Hagen, C., Dent, K. C., Zeev-Ben-Mordehai, T., Grange, M., Bosse, J. B., Whittle, C., Klupp, B. G., Siebert, C. A., Vasishtan, D., Bäuerlein, F. J. B., Cheleski, J., Werner, S., Guttmann, P., Rehbein, S., Henzler, K., Demmerle, J., Adler, B., Koszinowski, U., Schermelleh, L., Schneider, G., Enquist, L. W., Plitzko, J. M., Mettenleiter, T. C., & Grünewald, K. (2015). Structural Basis of Vesicle Formation at the Inner Nuclear Membrane. CELL, 163(7), 1692-1701. doi:10.1016/j.cell.2015.11.029.

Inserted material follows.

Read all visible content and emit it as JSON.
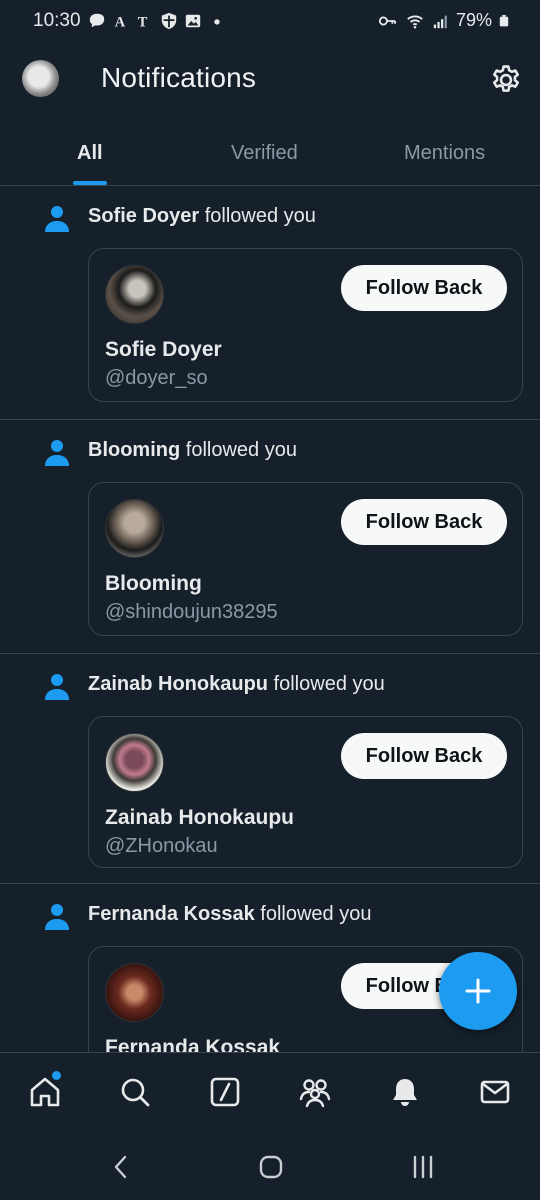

引用: https://hdl.handle.net/11858/00-001M-0000-0029-71B4-5

要旨

Vesicular nucleo-cytoplasmic transport is becoming recognized as a general cellular mechanism for translocation of large cargoes across the nuclear envelope. Cargo is recruited, enveloped at the inner nuclear membrane (INM), and delivered by membrane fusion at the outer nuclear membrane. To understand the structural underpinning for this trafficking, we investigated nuclear egress of progeny herpesvirus capsids where capsid envelopment is mediated by two viral proteins, forming the nuclear egress complex (NEC). Using a multi-modal imaging approach, we visualized the NEC in situ forming coated vesicles of defined size. Cellular electron cryo-tomography revealed a protein layer showing two distinct hexagonal lattices at its membrane-proximal and membrane-distant faces, respectively. NEC coat architecture was determined by combining this information with integrative modeling using small-angle X-ray scattering data. The molecular arrangement of the NEC establishes the basic mechanism for budding and scission of tailored vesicles at the INM.